L’impresa può decidere di adottare il proprio codice di comportamento secondo due modalità: 1) direttamente, predisponendo lei stessa il codice sulla base delle indicazioni contenute nella legge, oppure 2) sulla base di codici di comportamento “nazionali” redatti dalle associazioni rappresentative degli enti. Quest’ultimi, una volta predisposti, possono essere comunicati e sottoposti al vaglio del Ministero della Giustizia che entro trenta giorni può formulare, di concerto con i Ministeri competenti, osservazioni sulla loro idoneità a prevenire i reati.

Ad oggi, nonostante sia già trascorso un mese dall’entrata in vigore della legge, le associazioni di categoria non hanno ancora proposto e fatto approvare dal Ministero di Giustizia dei codici di comportamento “standard” da proporre alle imprese, associazioni ed enti.

Il ritardo delle associazioni di categoria, non esonera le società da una eventuale responsabilità in caso di reato, in quanto, come già accennato, i modelli di comportamento ben possono essere adottati direttamente da tutti i soggetti.

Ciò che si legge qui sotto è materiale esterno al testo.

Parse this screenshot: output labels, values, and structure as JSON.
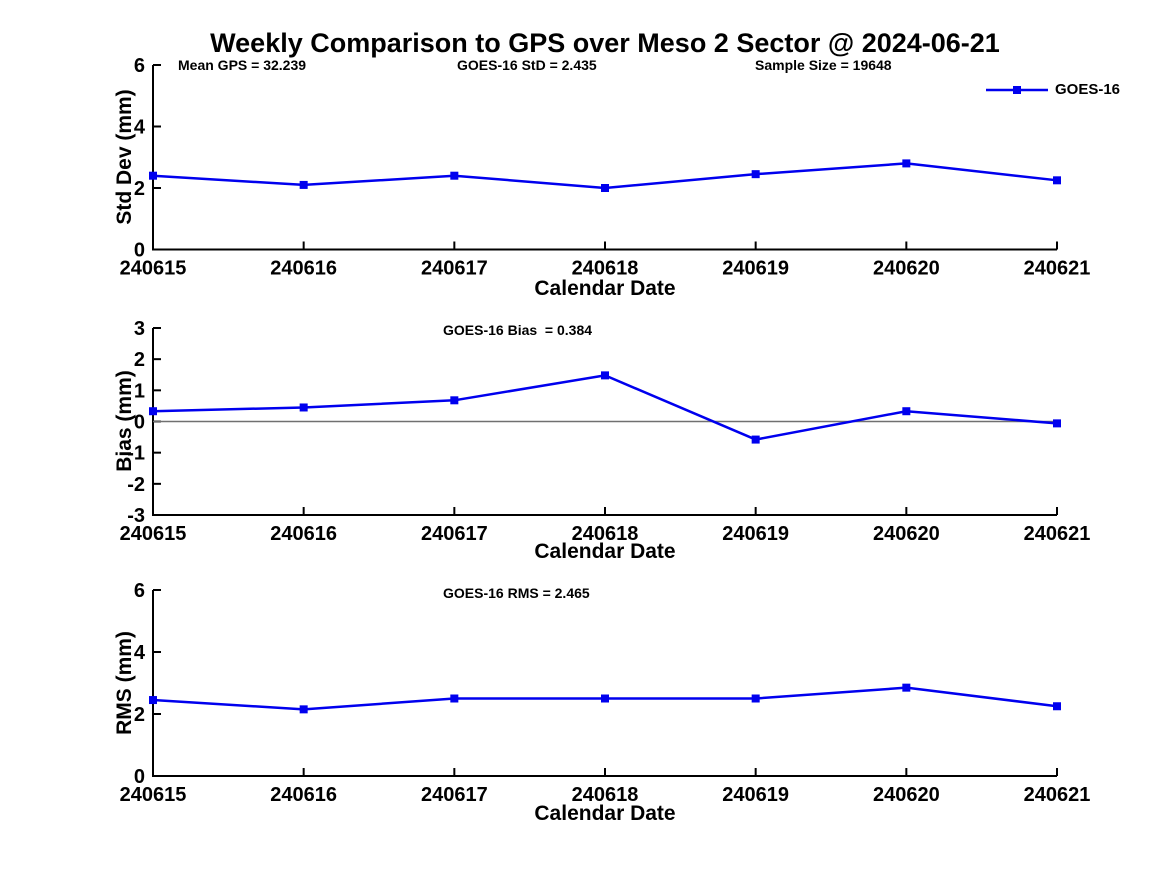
{
  "title": "Weekly Comparison to GPS over Meso 2 Sector @ 2024-06-21",
  "legend": {
    "label": "GOES-16"
  },
  "colors": {
    "line": "#0000ee",
    "zero_line": "#707070",
    "axis": "#000000",
    "text": "#000000",
    "background": "#ffffff"
  },
  "chart_data": [
    {
      "type": "line",
      "categories": [
        "240615",
        "240616",
        "240617",
        "240618",
        "240619",
        "240620",
        "240621"
      ],
      "series": [
        {
          "name": "GOES-16",
          "values": [
            2.4,
            2.1,
            2.4,
            2.0,
            2.45,
            2.8,
            2.25
          ]
        }
      ],
      "xlabel": "Calendar Date",
      "ylabel": "Std Dev (mm)",
      "ylim": [
        0,
        6
      ],
      "yticks": [
        0,
        2,
        4,
        6
      ],
      "grid": false,
      "zero_line": false,
      "legend_position": "top-right",
      "annotations": [
        "Mean GPS = 32.239",
        "GOES-16 StD = 2.435",
        "Sample Size = 19648"
      ]
    },
    {
      "type": "line",
      "categories": [
        "240615",
        "240616",
        "240617",
        "240618",
        "240619",
        "240620",
        "240621"
      ],
      "series": [
        {
          "name": "GOES-16",
          "values": [
            0.33,
            0.45,
            0.68,
            1.48,
            -0.58,
            0.33,
            -0.06
          ]
        }
      ],
      "xlabel": "Calendar Date",
      "ylabel": "Bias (mm)",
      "ylim": [
        -3,
        3
      ],
      "yticks": [
        -3,
        -2,
        -1,
        0,
        1,
        2,
        3
      ],
      "grid": false,
      "zero_line": true,
      "annotations": [
        "GOES-16 Bias  = 0.384"
      ]
    },
    {
      "type": "line",
      "categories": [
        "240615",
        "240616",
        "240617",
        "240618",
        "240619",
        "240620",
        "240621"
      ],
      "series": [
        {
          "name": "GOES-16",
          "values": [
            2.45,
            2.15,
            2.5,
            2.5,
            2.5,
            2.85,
            2.25
          ]
        }
      ],
      "xlabel": "Calendar Date",
      "ylabel": "RMS (mm)",
      "ylim": [
        0,
        6
      ],
      "yticks": [
        0,
        2,
        4,
        6
      ],
      "grid": false,
      "zero_line": false,
      "annotations": [
        "GOES-16 RMS = 2.465"
      ]
    }
  ]
}
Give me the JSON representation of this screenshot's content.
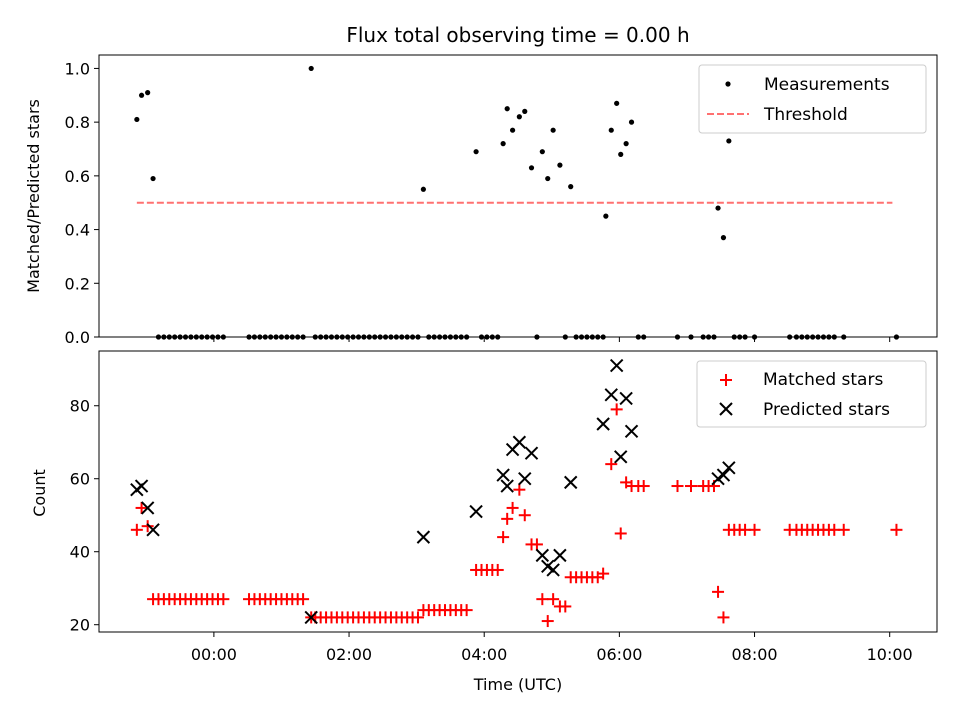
{
  "chart_data": [
    {
      "type": "scatter",
      "title": "Flux total observing time = 0.00 h",
      "xlabel": "",
      "ylabel": "Matched/Predicted stars",
      "xlim": [
        -1.7,
        10.7
      ],
      "ylim": [
        0.0,
        1.05
      ],
      "yticks": [
        0.0,
        0.2,
        0.4,
        0.6,
        0.8,
        1.0
      ],
      "ytick_labels": [
        "0.0",
        "0.2",
        "0.4",
        "0.6",
        "0.8",
        "1.0"
      ],
      "legend_position": "top-right",
      "series": [
        {
          "name": "Measurements",
          "marker": "dot",
          "color": "#000000",
          "points": [
            [
              -1.14,
              0.81
            ],
            [
              -1.07,
              0.9
            ],
            [
              -0.98,
              0.91
            ],
            [
              -0.9,
              0.59
            ],
            [
              -0.82,
              0.0
            ],
            [
              -0.74,
              0.0
            ],
            [
              -0.66,
              0.0
            ],
            [
              -0.58,
              0.0
            ],
            [
              -0.5,
              0.0
            ],
            [
              -0.42,
              0.0
            ],
            [
              -0.34,
              0.0
            ],
            [
              -0.26,
              0.0
            ],
            [
              -0.18,
              0.0
            ],
            [
              -0.1,
              0.0
            ],
            [
              -0.02,
              0.0
            ],
            [
              0.06,
              0.0
            ],
            [
              0.14,
              0.0
            ],
            [
              0.52,
              0.0
            ],
            [
              0.6,
              0.0
            ],
            [
              0.68,
              0.0
            ],
            [
              0.76,
              0.0
            ],
            [
              0.84,
              0.0
            ],
            [
              0.92,
              0.0
            ],
            [
              1.0,
              0.0
            ],
            [
              1.08,
              0.0
            ],
            [
              1.16,
              0.0
            ],
            [
              1.24,
              0.0
            ],
            [
              1.32,
              0.0
            ],
            [
              1.44,
              1.0
            ],
            [
              1.5,
              0.0
            ],
            [
              1.58,
              0.0
            ],
            [
              1.66,
              0.0
            ],
            [
              1.74,
              0.0
            ],
            [
              1.82,
              0.0
            ],
            [
              1.9,
              0.0
            ],
            [
              1.98,
              0.0
            ],
            [
              2.06,
              0.0
            ],
            [
              2.14,
              0.0
            ],
            [
              2.22,
              0.0
            ],
            [
              2.3,
              0.0
            ],
            [
              2.38,
              0.0
            ],
            [
              2.46,
              0.0
            ],
            [
              2.54,
              0.0
            ],
            [
              2.62,
              0.0
            ],
            [
              2.7,
              0.0
            ],
            [
              2.78,
              0.0
            ],
            [
              2.86,
              0.0
            ],
            [
              2.94,
              0.0
            ],
            [
              3.02,
              0.0
            ],
            [
              3.1,
              0.55
            ],
            [
              3.18,
              0.0
            ],
            [
              3.26,
              0.0
            ],
            [
              3.34,
              0.0
            ],
            [
              3.42,
              0.0
            ],
            [
              3.5,
              0.0
            ],
            [
              3.58,
              0.0
            ],
            [
              3.66,
              0.0
            ],
            [
              3.74,
              0.0
            ],
            [
              3.88,
              0.69
            ],
            [
              3.96,
              0.0
            ],
            [
              4.04,
              0.0
            ],
            [
              4.12,
              0.0
            ],
            [
              4.2,
              0.0
            ],
            [
              4.28,
              0.72
            ],
            [
              4.34,
              0.85
            ],
            [
              4.42,
              0.77
            ],
            [
              4.52,
              0.82
            ],
            [
              4.6,
              0.84
            ],
            [
              4.7,
              0.63
            ],
            [
              4.78,
              0.0
            ],
            [
              4.86,
              0.69
            ],
            [
              4.94,
              0.59
            ],
            [
              5.02,
              0.77
            ],
            [
              5.12,
              0.64
            ],
            [
              5.2,
              0.0
            ],
            [
              5.28,
              0.56
            ],
            [
              5.36,
              0.0
            ],
            [
              5.44,
              0.0
            ],
            [
              5.52,
              0.0
            ],
            [
              5.6,
              0.0
            ],
            [
              5.68,
              0.0
            ],
            [
              5.76,
              0.0
            ],
            [
              5.8,
              0.45
            ],
            [
              5.88,
              0.77
            ],
            [
              5.96,
              0.87
            ],
            [
              6.02,
              0.68
            ],
            [
              6.1,
              0.72
            ],
            [
              6.18,
              0.8
            ],
            [
              6.28,
              0.0
            ],
            [
              6.36,
              0.0
            ],
            [
              6.86,
              0.0
            ],
            [
              7.06,
              0.0
            ],
            [
              7.24,
              0.0
            ],
            [
              7.32,
              0.0
            ],
            [
              7.4,
              0.0
            ],
            [
              7.46,
              0.48
            ],
            [
              7.54,
              0.37
            ],
            [
              7.62,
              0.73
            ],
            [
              7.7,
              0.0
            ],
            [
              7.78,
              0.0
            ],
            [
              7.86,
              0.0
            ],
            [
              8.0,
              0.0
            ],
            [
              8.52,
              0.0
            ],
            [
              8.62,
              0.0
            ],
            [
              8.7,
              0.0
            ],
            [
              8.78,
              0.0
            ],
            [
              8.86,
              0.0
            ],
            [
              8.94,
              0.0
            ],
            [
              9.02,
              0.0
            ],
            [
              9.1,
              0.0
            ],
            [
              9.18,
              0.0
            ],
            [
              9.32,
              0.0
            ],
            [
              10.1,
              0.0
            ]
          ]
        },
        {
          "name": "Threshold",
          "type": "line",
          "style": "dashed",
          "color": "#ff7070",
          "x": [
            -1.14,
            10.04
          ],
          "y": [
            0.5,
            0.5
          ]
        }
      ]
    },
    {
      "type": "scatter",
      "title": "",
      "xlabel": "Time (UTC)",
      "ylabel": "Count",
      "xlim": [
        -1.7,
        10.7
      ],
      "ylim": [
        18,
        95
      ],
      "yticks": [
        20,
        40,
        60,
        80
      ],
      "ytick_labels": [
        "20",
        "40",
        "60",
        "80"
      ],
      "xticks": [
        0,
        2,
        4,
        6,
        8,
        10
      ],
      "xtick_labels": [
        "00:00",
        "02:00",
        "04:00",
        "06:00",
        "08:00",
        "10:00"
      ],
      "legend_position": "top-right",
      "series": [
        {
          "name": "Matched stars",
          "marker": "plus",
          "color": "#ff0000",
          "points": [
            [
              -1.14,
              46
            ],
            [
              -1.07,
              52
            ],
            [
              -0.98,
              47
            ],
            [
              -0.9,
              27
            ],
            [
              -0.82,
              27
            ],
            [
              -0.74,
              27
            ],
            [
              -0.66,
              27
            ],
            [
              -0.58,
              27
            ],
            [
              -0.5,
              27
            ],
            [
              -0.42,
              27
            ],
            [
              -0.34,
              27
            ],
            [
              -0.26,
              27
            ],
            [
              -0.18,
              27
            ],
            [
              -0.1,
              27
            ],
            [
              -0.02,
              27
            ],
            [
              0.06,
              27
            ],
            [
              0.14,
              27
            ],
            [
              0.52,
              27
            ],
            [
              0.6,
              27
            ],
            [
              0.68,
              27
            ],
            [
              0.76,
              27
            ],
            [
              0.84,
              27
            ],
            [
              0.92,
              27
            ],
            [
              1.0,
              27
            ],
            [
              1.08,
              27
            ],
            [
              1.16,
              27
            ],
            [
              1.24,
              27
            ],
            [
              1.32,
              27
            ],
            [
              1.44,
              22
            ],
            [
              1.5,
              22
            ],
            [
              1.58,
              22
            ],
            [
              1.66,
              22
            ],
            [
              1.74,
              22
            ],
            [
              1.82,
              22
            ],
            [
              1.9,
              22
            ],
            [
              1.98,
              22
            ],
            [
              2.06,
              22
            ],
            [
              2.14,
              22
            ],
            [
              2.22,
              22
            ],
            [
              2.3,
              22
            ],
            [
              2.38,
              22
            ],
            [
              2.46,
              22
            ],
            [
              2.54,
              22
            ],
            [
              2.62,
              22
            ],
            [
              2.7,
              22
            ],
            [
              2.78,
              22
            ],
            [
              2.86,
              22
            ],
            [
              2.94,
              22
            ],
            [
              3.02,
              22
            ],
            [
              3.1,
              24
            ],
            [
              3.18,
              24
            ],
            [
              3.26,
              24
            ],
            [
              3.34,
              24
            ],
            [
              3.42,
              24
            ],
            [
              3.5,
              24
            ],
            [
              3.58,
              24
            ],
            [
              3.66,
              24
            ],
            [
              3.74,
              24
            ],
            [
              3.88,
              35
            ],
            [
              3.96,
              35
            ],
            [
              4.04,
              35
            ],
            [
              4.12,
              35
            ],
            [
              4.2,
              35
            ],
            [
              4.28,
              44
            ],
            [
              4.34,
              49
            ],
            [
              4.42,
              52
            ],
            [
              4.52,
              57
            ],
            [
              4.6,
              50
            ],
            [
              4.7,
              42
            ],
            [
              4.78,
              42
            ],
            [
              4.86,
              27
            ],
            [
              4.94,
              21
            ],
            [
              5.02,
              27
            ],
            [
              5.12,
              25
            ],
            [
              5.2,
              25
            ],
            [
              5.28,
              33
            ],
            [
              5.36,
              33
            ],
            [
              5.44,
              33
            ],
            [
              5.52,
              33
            ],
            [
              5.6,
              33
            ],
            [
              5.68,
              33
            ],
            [
              5.76,
              34
            ],
            [
              5.88,
              64
            ],
            [
              5.96,
              79
            ],
            [
              6.02,
              45
            ],
            [
              6.1,
              59
            ],
            [
              6.18,
              58
            ],
            [
              6.28,
              58
            ],
            [
              6.36,
              58
            ],
            [
              6.86,
              58
            ],
            [
              7.06,
              58
            ],
            [
              7.24,
              58
            ],
            [
              7.32,
              58
            ],
            [
              7.4,
              58
            ],
            [
              7.46,
              29
            ],
            [
              7.54,
              22
            ],
            [
              7.62,
              46
            ],
            [
              7.7,
              46
            ],
            [
              7.78,
              46
            ],
            [
              7.86,
              46
            ],
            [
              8.0,
              46
            ],
            [
              8.52,
              46
            ],
            [
              8.62,
              46
            ],
            [
              8.7,
              46
            ],
            [
              8.78,
              46
            ],
            [
              8.86,
              46
            ],
            [
              8.94,
              46
            ],
            [
              9.02,
              46
            ],
            [
              9.1,
              46
            ],
            [
              9.18,
              46
            ],
            [
              9.32,
              46
            ],
            [
              10.1,
              46
            ]
          ]
        },
        {
          "name": "Predicted stars",
          "marker": "x",
          "color": "#000000",
          "points": [
            [
              -1.14,
              57
            ],
            [
              -1.07,
              58
            ],
            [
              -0.98,
              52
            ],
            [
              -0.9,
              46
            ],
            [
              1.44,
              22
            ],
            [
              3.1,
              44
            ],
            [
              3.88,
              51
            ],
            [
              4.28,
              61
            ],
            [
              4.34,
              58
            ],
            [
              4.42,
              68
            ],
            [
              4.52,
              70
            ],
            [
              4.6,
              60
            ],
            [
              4.7,
              67
            ],
            [
              4.86,
              39
            ],
            [
              4.94,
              36
            ],
            [
              5.02,
              35
            ],
            [
              5.12,
              39
            ],
            [
              5.28,
              59
            ],
            [
              5.76,
              75
            ],
            [
              5.88,
              83
            ],
            [
              5.96,
              91
            ],
            [
              6.02,
              66
            ],
            [
              6.1,
              82
            ],
            [
              6.18,
              73
            ],
            [
              7.46,
              60
            ],
            [
              7.54,
              61
            ],
            [
              7.62,
              63
            ]
          ]
        }
      ]
    }
  ]
}
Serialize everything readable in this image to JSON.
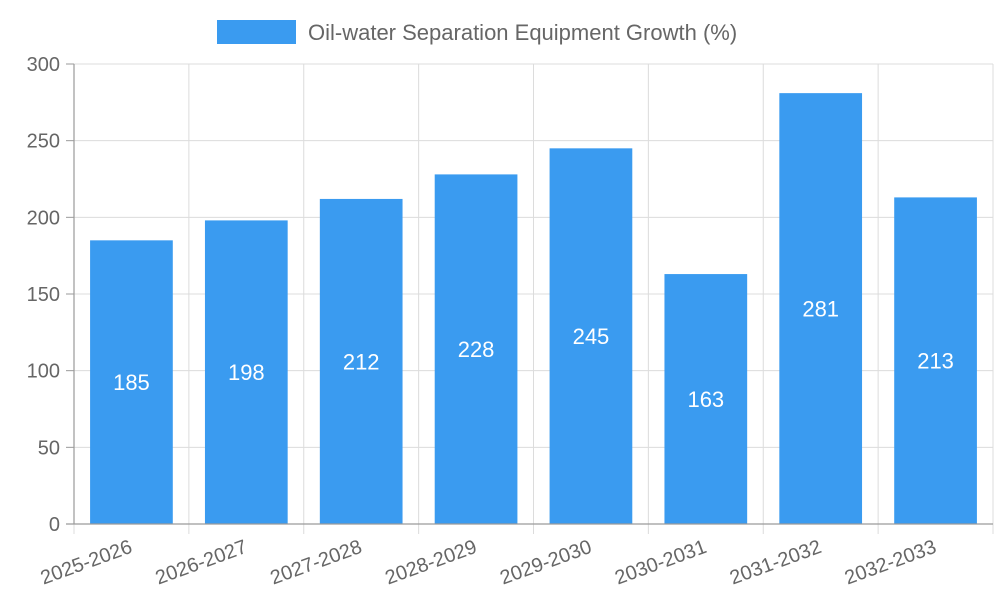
{
  "chart_data": {
    "type": "bar",
    "title": "",
    "xlabel": "",
    "ylabel": "",
    "categories": [
      "2025-2026",
      "2026-2027",
      "2027-2028",
      "2028-2029",
      "2029-2030",
      "2030-2031",
      "2031-2032",
      "2032-2033"
    ],
    "series": [
      {
        "name": "Oil-water Separation Equipment Growth (%)",
        "values": [
          185,
          198,
          212,
          228,
          245,
          163,
          281,
          213
        ],
        "color": "#3a9bf0"
      }
    ],
    "ylim": [
      0,
      300
    ],
    "yticks": [
      0,
      50,
      100,
      150,
      200,
      250,
      300
    ],
    "grid": true,
    "legend_position": "top-center",
    "data_labels": true,
    "x_tick_rotation": "slanted"
  }
}
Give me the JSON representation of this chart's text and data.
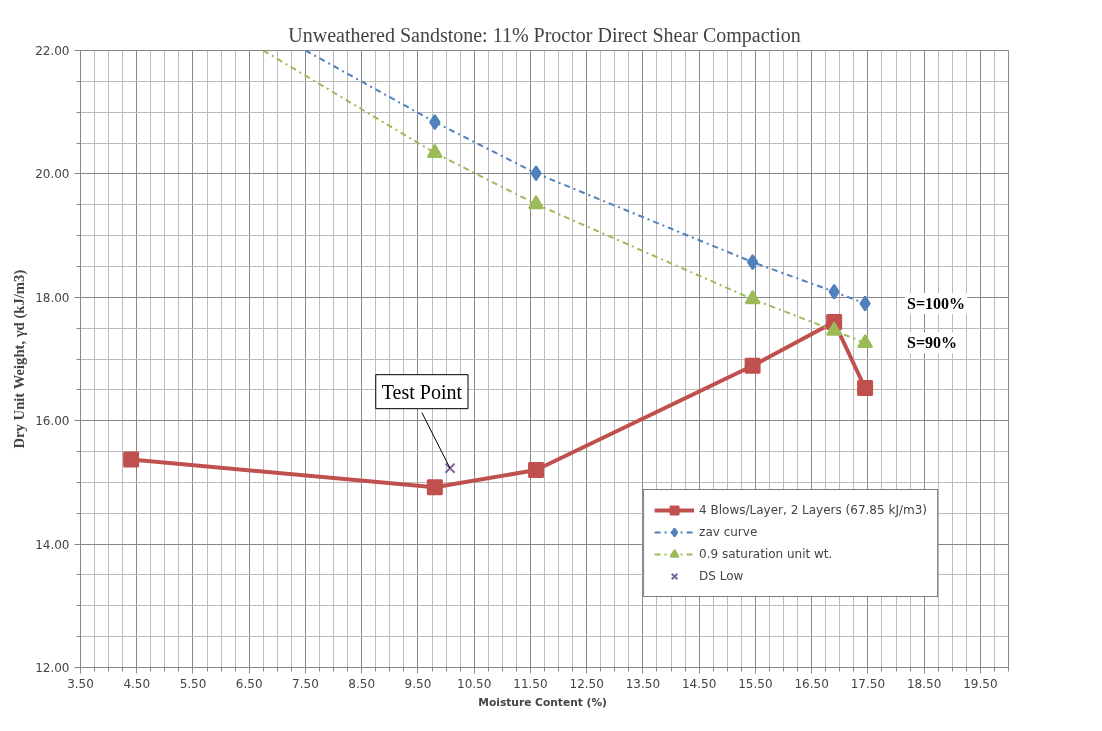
{
  "chart_data": {
    "type": "line",
    "title": "Unweathered Sandstone: 11% Proctor Direct Shear Compaction",
    "xlabel": "Moisture Content  (%)",
    "ylabel": "Dry Unit Weight, γd (kJ/m3)",
    "xlim": [
      3.5,
      20.0
    ],
    "xticks": [
      {
        "value": 3.5,
        "label": "3.50"
      },
      {
        "value": 4.5,
        "label": "4.50"
      },
      {
        "value": 5.5,
        "label": "5.50"
      },
      {
        "value": 6.5,
        "label": "6.50"
      },
      {
        "value": 7.5,
        "label": "7.50"
      },
      {
        "value": 8.5,
        "label": "8.50"
      },
      {
        "value": 9.5,
        "label": "9.50"
      },
      {
        "value": 10.5,
        "label": "10.50"
      },
      {
        "value": 11.5,
        "label": "11.50"
      },
      {
        "value": 12.5,
        "label": "12.50"
      },
      {
        "value": 13.5,
        "label": "13.50"
      },
      {
        "value": 14.5,
        "label": "14.50"
      },
      {
        "value": 15.5,
        "label": "15.50"
      },
      {
        "value": 16.5,
        "label": "16.50"
      },
      {
        "value": 17.5,
        "label": "17.50"
      },
      {
        "value": 18.5,
        "label": "18.50"
      },
      {
        "value": 19.5,
        "label": "19.50"
      }
    ],
    "ylim": [
      12.0,
      22.0
    ],
    "yticks": [
      {
        "value": 12,
        "label": "12.00"
      },
      {
        "value": 14,
        "label": "14.00"
      },
      {
        "value": 16,
        "label": "16.00"
      },
      {
        "value": 18,
        "label": "18.00"
      },
      {
        "value": 20,
        "label": "20.00"
      },
      {
        "value": 22,
        "label": "22.00"
      }
    ],
    "grid": true,
    "legend": "bottom right",
    "series": [
      {
        "name": "4 Blows/Layer, 2 Layers (67.85 kJ/m3)",
        "color": "#c0504d",
        "marker": "square",
        "line_style": "solid",
        "x": [
          4.4,
          9.8,
          11.6,
          15.45,
          16.9,
          17.45
        ],
        "values": [
          15.37,
          14.92,
          15.2,
          16.89,
          17.6,
          16.53
        ]
      },
      {
        "name": "zav curve",
        "color": "#4f81bd",
        "marker": "diamond",
        "line_style": "dashed",
        "x": [
          9.8,
          11.6,
          15.45,
          16.9,
          17.45
        ],
        "values": [
          20.84,
          20.01,
          18.57,
          18.09,
          17.9
        ]
      },
      {
        "name": "0.9 saturation unit wt.",
        "color": "#9bbb59",
        "marker": "triangle",
        "line_style": "dashed",
        "x": [
          9.8,
          11.6,
          15.45,
          16.9,
          17.45
        ],
        "values": [
          20.34,
          19.51,
          17.97,
          17.46,
          17.26
        ]
      },
      {
        "name": "DS Low",
        "type": "scatter",
        "color": "#8064a2",
        "marker": "cross",
        "x": [
          10.07
        ],
        "values": [
          15.23
        ]
      },
      {
        "type": "line",
        "color": "#4f81bd",
        "marker": "none",
        "line_style": "dashed",
        "x": [
          7.5,
          9.8
        ],
        "values": [
          22.0,
          20.84
        ]
      },
      {
        "type": "line",
        "color": "#9bbb59",
        "marker": "none",
        "line_style": "dashed",
        "x": [
          6.75,
          9.8
        ],
        "values": [
          22.0,
          20.34
        ]
      }
    ],
    "annotations": [
      {
        "text": "Test Point",
        "x": 10.07,
        "y": 15.23
      },
      "S=100%",
      "S=90%"
    ]
  }
}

Al riguardo, si può rilevare come da un lato, non è sicuramente compito facile per le imprese adottare direttamente dei codici di comportamento, dotati dei necessari requisiti  di legge  e capaci di superare il vaglio del giudice penale, il quale in definitiva,  è il soggetto al quale è demandato il compito di valutare l’idoneità e l’effettiva applicazione del codice di comportamento;  dall’altro è intuibile che il modello “nazionale”,  avrà sicuramente un diverso peso giudiziale, con il rischio però di cadere in una standardizzazione  e in una rigida omologazione di settore.

Ancora ad oggi, sono ancora pochissime le imprese che sono al lavoro per predisporre i modelli di organizzazione e di gestione. Tutto questo a loro rischio e pericolo, poiché in caso di reato, non potranno esimersi da una responsabilità a loro carico e saranno costrette a far fronte alle obbligazioni e/o sanzioni alle stesse imposte dalla nuova legge. Ciò avviene sia con l’applicazione di sanzioni pecuniarie, modulate in base alla gravità del reato e all’entità del patrimonio societario, sia con sanzioni interdittive (si pensi alla possibilità di una sospensione o una revoca delle autorizzazioni, o al divieto di contrattare con la pubblica amministrazione) .

I modelli organizzativi e di gestione, in conformità con quanto previsto dalla legge, dovranno :

1)      individuare, in relazione alla specifica attività della impresa, le aree in cui più facilmente possano verificarsi le fattispecie penali tipiche previste dalla legge;

2)      prevedere degli appositi protocolli diretti a stabilire ed identificare i soggetti responsabili delle decisioni dell’ente in relazione ai reati da prevenire;

3)      stabilire le modalità di gestione delle risorse finanziarie in quei settori più soggetti al rischio reati;

4)      prevedere un continuo flusso di informazioni tra i dirigenti e l’organismo deputato a vigilare sul funzionamento e sull’osservanza del modello;

5)      prevedere un sistema  disciplinare capace di sanzionare le violazioni delle misure adottate dal modello.

Oltre ai modelli di comportamento, le imprese dovranno adottare un autonomo organismo di controllo, una specie di “authority” interna alla società, capace di garantire la effettiva applicazione del codice, con poteri autonomi di iniziativa e di controllo.

Per ottenere una efficace attuazione del modello, si richiede inoltre, una verifica periodica dello stesso nel caso in cui vengano scoperte specifiche violazioni delle prescrizioni, e, un sistema disciplinare idoneo a sanzionare il mancato rispetto delle misure indicate dal modello.